Pursuant to SIAC IA Rule 38, the parties are deemed to consent to the publication of the nationality of parties, identity and nationality of arbitrators, the treaty/statute/other instrument under which the dispute was commenced, and the date of commencement of proceedings and whether they have terminated. The SIAC may also publish redacted excerpts of the reasoning of the tribunal and redacted decisions of the SIAC Court on challenges.
Other points to note include: the increased time limit for the Response to the Notice of Arbitration and for constitution of the tribunal (Rules 4.1, 6.2 and 7.2); the default number of arbitrators is three instead of one (Rule 6.2); the SIAC Court, and not the President, shall appoint arbitrators under the Rules (Rules 6.2, 7.2, 7.3 and 9); appointments by the SIAC Court for sole arbitrator or presiding arbitrator shall be done in accordance with a list procedure (Rule 8); the submissions, unless otherwise agreed, are to be in memorial style (Rule 17); and the emergency arbitrator provisions are opt-in (Schedule 1).
The SCC Rules 2017 came into force on January 1, 2017, to coincide with the centenary celebrations of the SCC. The revised rules introduce a number of relatively minor amendments to the institute’s rules. The SCC also released a separate set of Rules for Expedited Arbitration (SCC Expedited Rules), effective from the same date.
Following ICSID and UNCITRAL, the SCC Rules are the most frequently used arbitration rules for investment disputes. The provisions relating to treaty based investment disputes are found at Appendix III to the SCC Rules 2017, and apply to cases under the SCC Arbitration Rules “based on a treaty providing for arbitration of disputes between an investor and a state.” The 2017 revisions have introduced procedures for submissions from third parties, broadly similar to the new provisions introduced by SIAC, discussed above.
The SCC Rules 2017 have also introduced a summary procedure under Article 39, pursuant to which parties may request the tribunal to determine one or more issues of fact or law by way of summary procedure.
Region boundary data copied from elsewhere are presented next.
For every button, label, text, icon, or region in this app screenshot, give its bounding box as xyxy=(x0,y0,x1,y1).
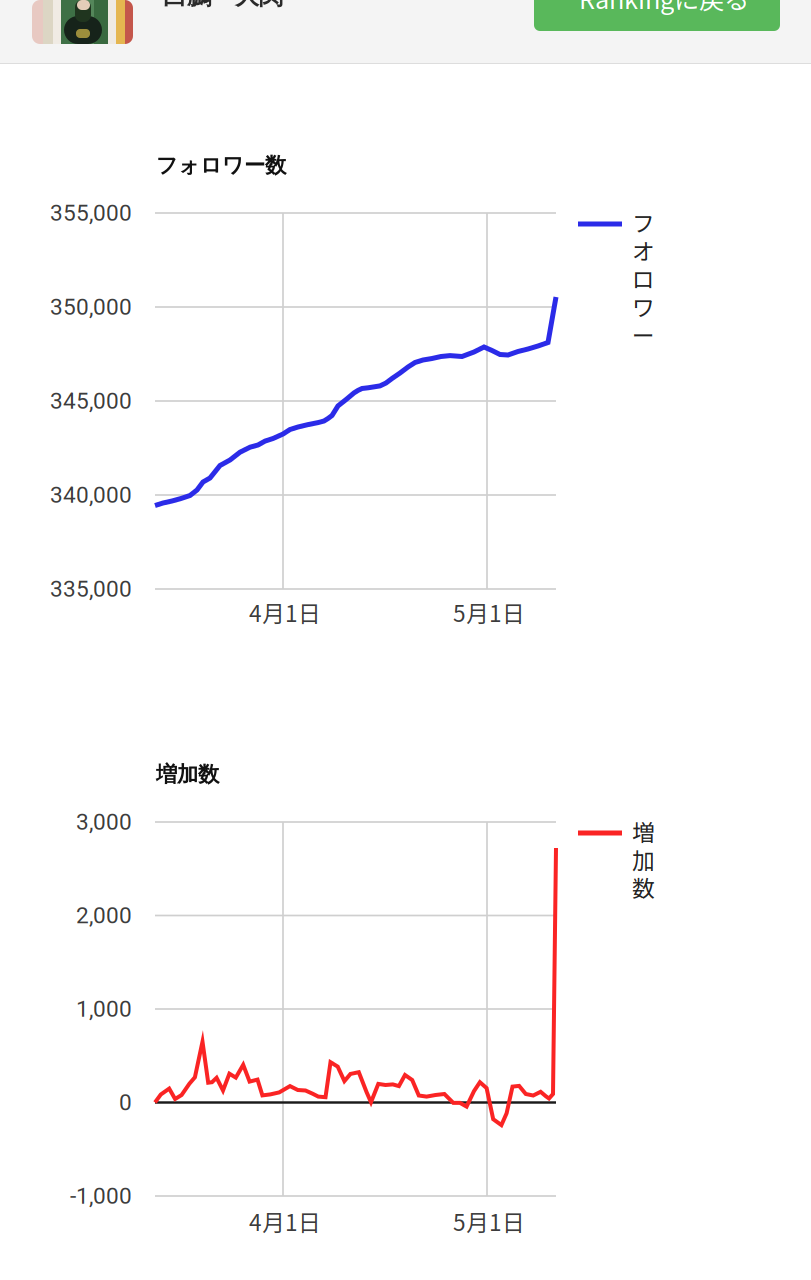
staticText: -1,000 xyxy=(70,1183,132,1209)
staticText: ワ xyxy=(632,290,655,323)
staticText: 3,000 xyxy=(76,809,132,835)
staticText: オ xyxy=(632,234,655,266)
staticText: 340,000 xyxy=(50,482,132,508)
staticText: フ xyxy=(632,206,655,238)
staticText: 355,000 xyxy=(50,200,132,226)
staticText: 加 xyxy=(632,843,655,876)
staticText: 増加数 xyxy=(156,761,219,788)
staticText: Rankingに戻る xyxy=(579,0,749,16)
button[interactable]: Rankingに戻る xyxy=(534,0,780,31)
staticText: 数 xyxy=(632,871,655,904)
staticText: 1,000 xyxy=(76,996,132,1022)
staticText: 2,000 xyxy=(76,902,132,929)
staticText: 350,000 xyxy=(50,294,132,320)
staticText: 白鵬・大関 xyxy=(163,0,283,11)
staticText: ロ xyxy=(632,262,655,295)
staticText: ー xyxy=(632,318,655,351)
staticText: フォロワー数 xyxy=(156,152,286,179)
staticText: 335,000 xyxy=(50,576,132,602)
staticText: 4月1日 xyxy=(249,1205,321,1237)
staticText: 0 xyxy=(119,1089,132,1116)
staticText: 増 xyxy=(632,815,655,847)
staticText: 345,000 xyxy=(50,388,132,414)
staticText: 5月1日 xyxy=(453,596,525,628)
staticText: 4月1日 xyxy=(249,596,321,628)
staticText: 5月1日 xyxy=(453,1205,525,1237)
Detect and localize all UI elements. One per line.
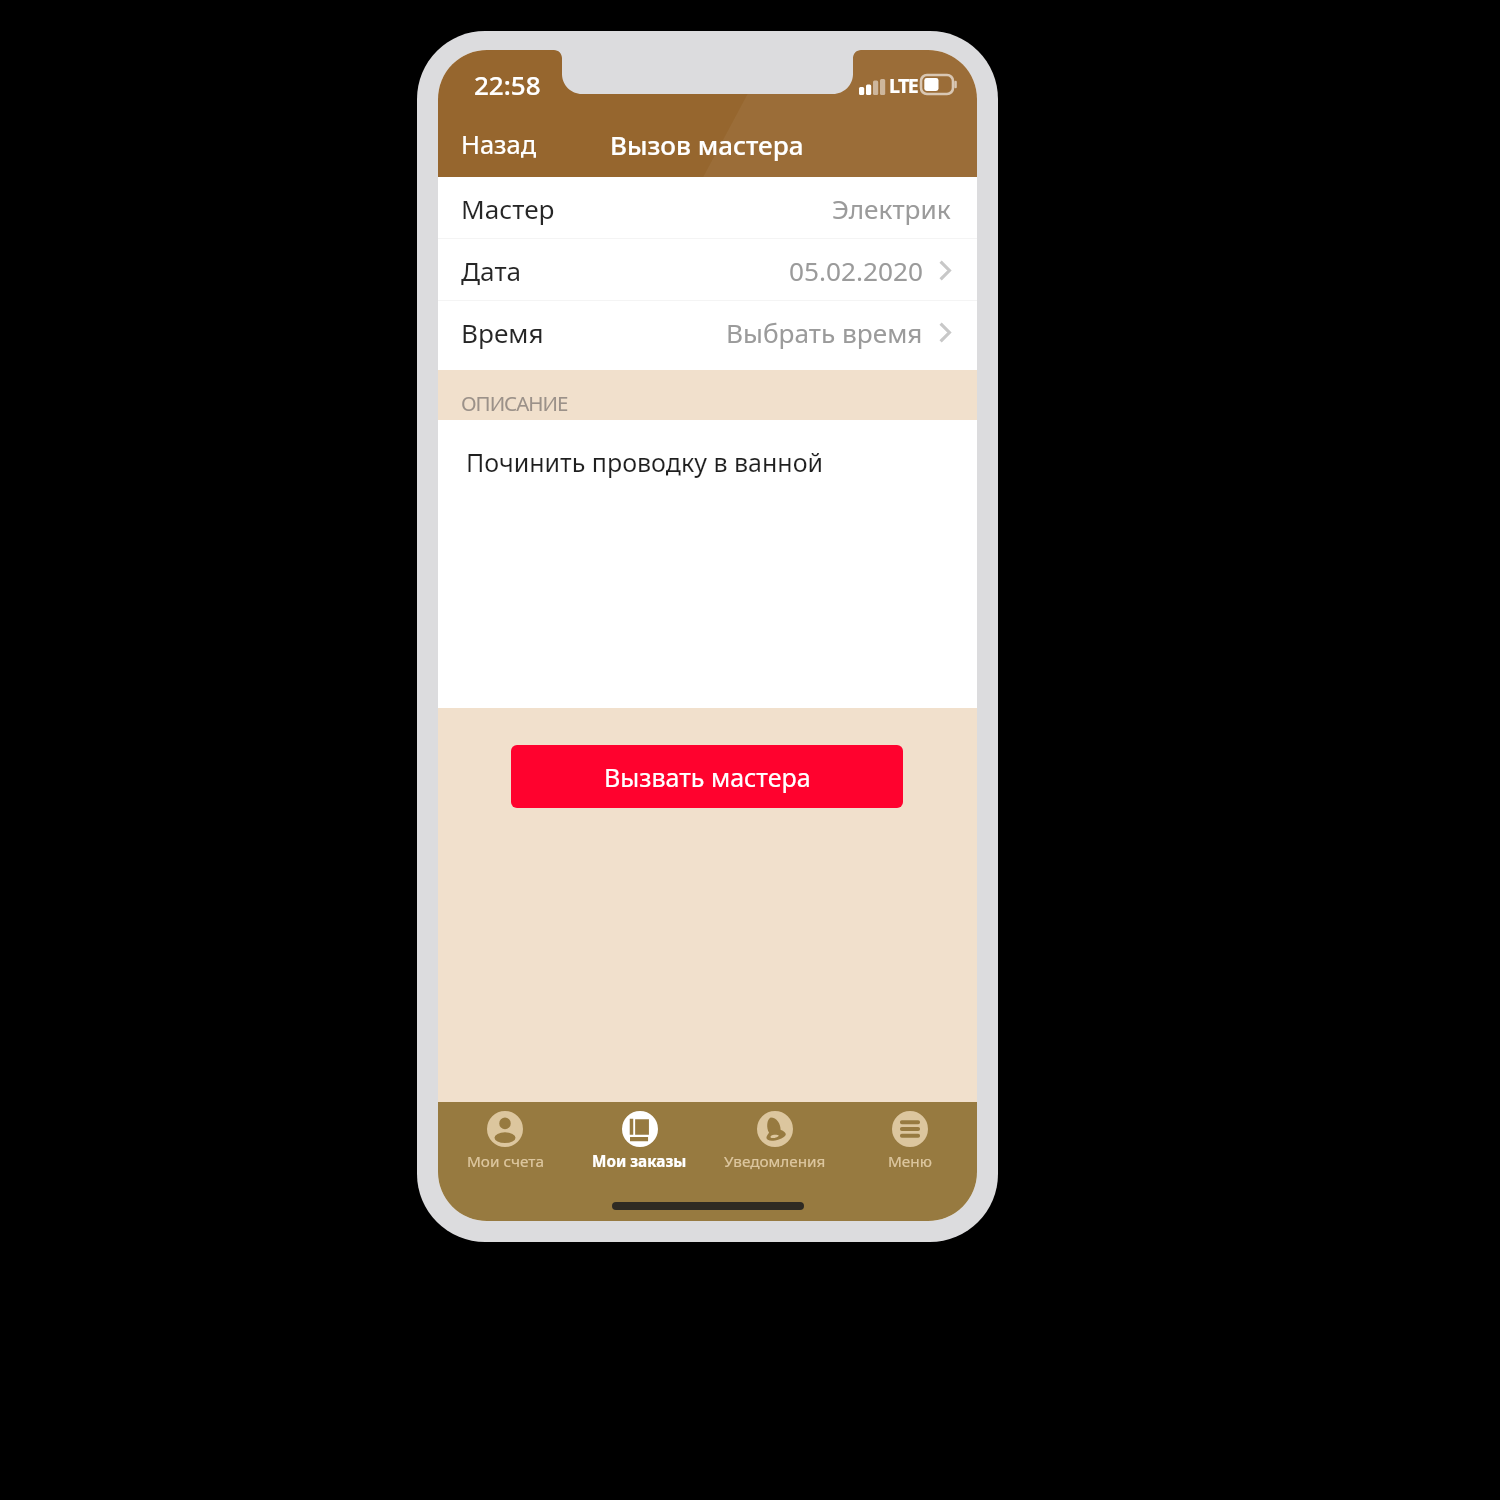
staticText: Электрик [832, 191, 951, 227]
staticText: 05.02.2020 [789, 253, 923, 289]
staticText: 22:58 [474, 67, 541, 102]
button[interactable]: Menu [842, 1102, 977, 1174]
staticText: Дата [461, 253, 522, 289]
staticText: Мастер [461, 191, 555, 227]
staticText: Починить проводку в ванной [466, 445, 824, 479]
button[interactable]: Вызвать мастера [511, 745, 903, 808]
button[interactable]: Мастер [438, 177, 977, 238]
button[interactable]: My orders [572, 1102, 707, 1174]
staticText: Вызвать мастера [604, 760, 811, 794]
button[interactable]: Дата [438, 239, 977, 300]
button[interactable]: Время [438, 301, 977, 362]
staticText: Вызов мастера [610, 127, 804, 162]
button[interactable]: Назад [438, 110, 560, 173]
staticText: LTE [889, 72, 918, 99]
staticText: Мои заказы [592, 1151, 687, 1172]
staticText: Время [461, 315, 544, 351]
staticText: Выбрать время [726, 315, 923, 351]
staticText: Меню [888, 1151, 932, 1172]
button[interactable]: My accounts [438, 1102, 572, 1174]
button[interactable]: Notifications [707, 1102, 842, 1174]
staticText: Уведомления [724, 1151, 826, 1172]
staticText: Назад [461, 127, 537, 162]
staticText: ОПИСАНИЕ [461, 389, 568, 417]
staticText: Мои счета [467, 1151, 544, 1172]
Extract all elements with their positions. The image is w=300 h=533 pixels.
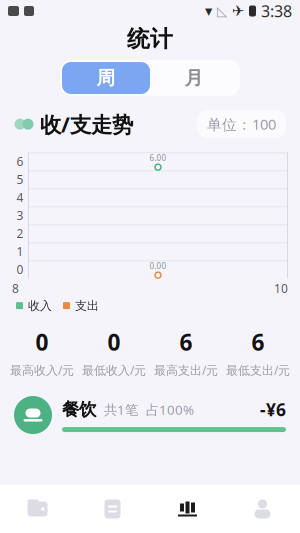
staticText: 餐饮 bbox=[62, 399, 96, 420]
staticText: 月 bbox=[184, 66, 204, 89]
button[interactable]: 统计 bbox=[150, 485, 225, 533]
staticText: 8 bbox=[12, 280, 19, 296]
staticText: 最低支出/元 bbox=[226, 362, 290, 378]
staticText: 6 bbox=[180, 327, 192, 357]
staticText: -¥6 bbox=[260, 398, 286, 421]
staticText: 最高收入/元 bbox=[10, 362, 74, 378]
staticText: 单位：100 bbox=[207, 114, 276, 134]
staticText: 0.00 bbox=[150, 260, 166, 271]
staticText: 2 bbox=[16, 225, 24, 241]
staticText: 3:38 bbox=[261, 0, 292, 22]
staticText: 占100% bbox=[146, 401, 194, 418]
staticText: 3 bbox=[16, 207, 24, 223]
staticText: 5 bbox=[16, 171, 24, 187]
button[interactable]: 我的 bbox=[225, 485, 300, 533]
staticText: 0 bbox=[16, 261, 24, 277]
staticText: 0 bbox=[36, 327, 48, 357]
staticText: 6 bbox=[16, 153, 24, 169]
staticText: 统计 bbox=[127, 25, 173, 53]
staticText: 6.00 bbox=[150, 152, 166, 163]
staticText: 收入 bbox=[28, 298, 52, 313]
staticText: ◺ bbox=[217, 3, 227, 18]
staticText: 支出 bbox=[75, 298, 99, 313]
staticText: 共1笔 bbox=[104, 401, 138, 418]
button[interactable]: 周 bbox=[62, 62, 150, 94]
staticText: 4 bbox=[16, 189, 24, 205]
staticText: ✈ bbox=[232, 3, 244, 19]
button[interactable]: 月 bbox=[150, 62, 238, 94]
button[interactable]: 餐饮 bbox=[0, 396, 300, 434]
staticText: 周 bbox=[96, 66, 116, 89]
staticText: 1 bbox=[16, 243, 24, 259]
staticText: 最低收入/元 bbox=[82, 362, 146, 378]
staticText: 10 bbox=[274, 280, 288, 296]
button[interactable]: 明细 bbox=[75, 485, 150, 533]
staticText: ▾ bbox=[205, 3, 212, 19]
staticText: 最高支出/元 bbox=[154, 362, 218, 378]
button[interactable]: 账本 bbox=[0, 485, 75, 533]
staticText: 6 bbox=[252, 327, 264, 357]
staticText: 0 bbox=[108, 327, 120, 357]
staticText: 收/支走势 bbox=[40, 110, 133, 138]
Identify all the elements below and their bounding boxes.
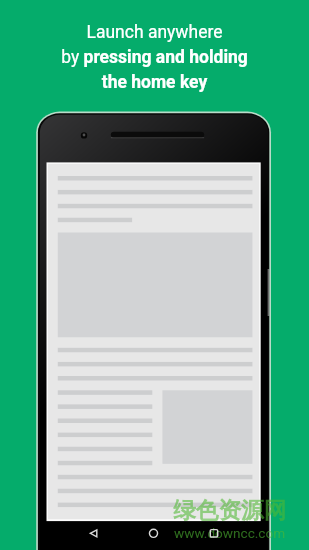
staticText: 绿色资源网 [173,496,287,525]
staticText: Launch anywhere by pressing and holding … [0,22,309,92]
button[interactable]: Back [76,519,112,549]
button[interactable]: Recent apps [196,519,232,549]
button[interactable]: Home [136,519,172,549]
staticText: www.downcc.com [174,525,286,541]
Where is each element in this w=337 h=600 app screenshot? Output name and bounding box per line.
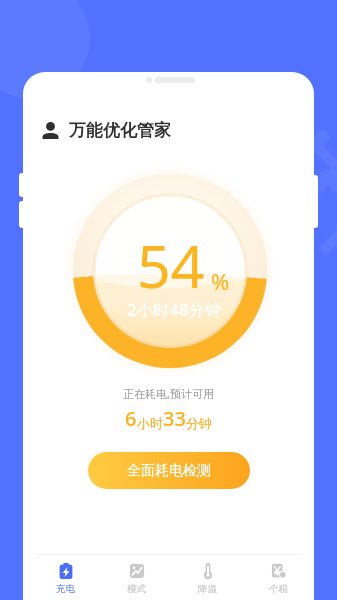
staticText: 全面耗电检测 <box>127 462 211 480</box>
staticText: 模式 <box>127 583 146 595</box>
button[interactable]: 模式 <box>101 561 172 595</box>
staticText: 2小时48分钟 <box>127 298 222 321</box>
button[interactable]: 个税 <box>243 561 314 595</box>
staticText: 正在耗电,预计可用 <box>123 386 214 401</box>
button[interactable]: 降温 <box>172 561 243 595</box>
staticText: 充电 <box>56 583 75 595</box>
staticText: 降温 <box>198 583 217 595</box>
staticText: 分钟 <box>186 415 212 431</box>
staticText: 个税 <box>269 583 288 595</box>
staticText: 万能优化管家 <box>69 120 171 141</box>
button[interactable]: 全面耗电检测 <box>88 452 250 489</box>
staticText: 33 <box>163 405 186 432</box>
staticText: 小时 <box>137 415 163 431</box>
button[interactable]: 充电 <box>30 561 101 595</box>
staticText: % <box>211 266 230 296</box>
staticText: 6 <box>125 405 137 432</box>
staticText: 54 <box>137 225 205 305</box>
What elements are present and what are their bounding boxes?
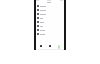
button[interactable]	[36, 4, 64, 8]
button[interactable]	[36, 12, 64, 16]
button[interactable]	[36, 16, 64, 20]
button[interactable]: Profile	[55, 42, 62, 50]
button[interactable]: Search	[46, 42, 53, 50]
button[interactable]	[36, 28, 64, 32]
button[interactable]	[36, 8, 64, 12]
button[interactable]: Home	[37, 42, 44, 50]
button[interactable]	[36, 24, 64, 28]
button[interactable]	[36, 32, 64, 36]
button[interactable]	[36, 20, 64, 24]
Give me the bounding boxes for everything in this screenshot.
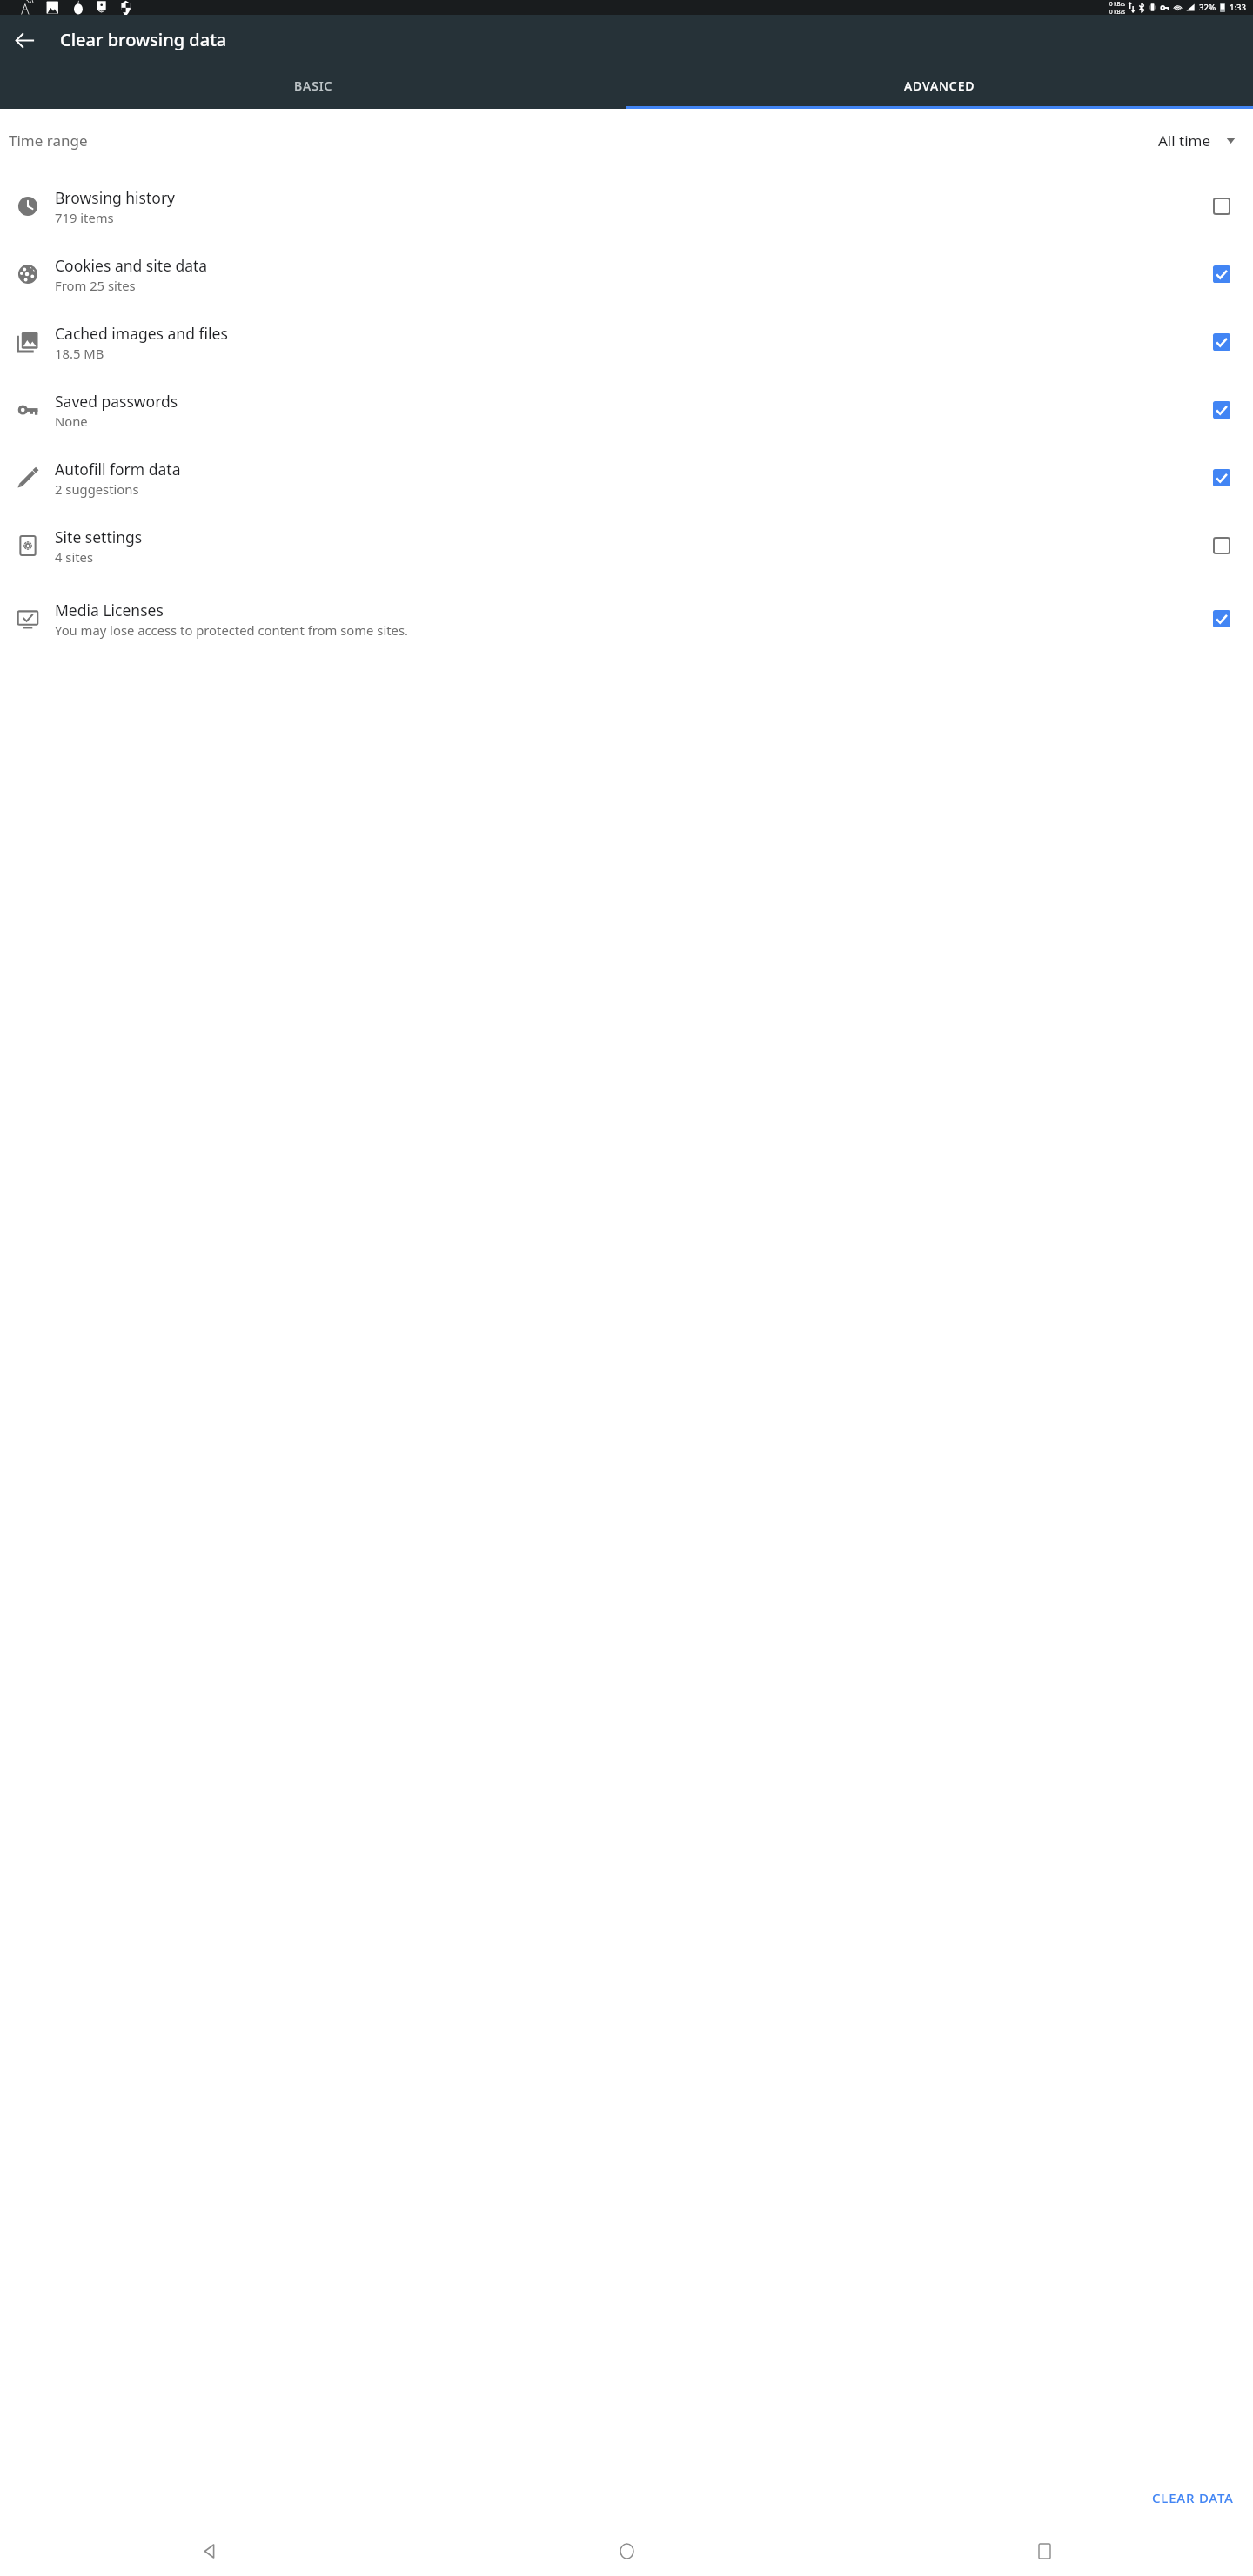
button[interactable]: Checked xyxy=(1204,257,1239,292)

New provisions have been introduced for multi-party and multi-contract disputes, including provisions for the joinder of parties (Articles 13 and 14). Following other arbitral institutions (such as the HKIAC, the ICC and SIAC), the SCC has introduced specific guidelines on the appointment of Tribunal Secretaries (Article 24).
The SCC Expedited Rules apply only in the event that the parties have agreed to their application (Article 11), which may result in a more limited use than the provisions for expedited procedures of other institutions which apply by default to claims under a certain value.
While the SCC Expedited Rules contain relatively standard provisions, Article 30 provides that the Request for Arbitration and the Answer to the Request for Arbitration will constitute the parties’ primary submissions for the arbitration, permitting only one “supplementary written submission” unless the tribunal decides otherwise.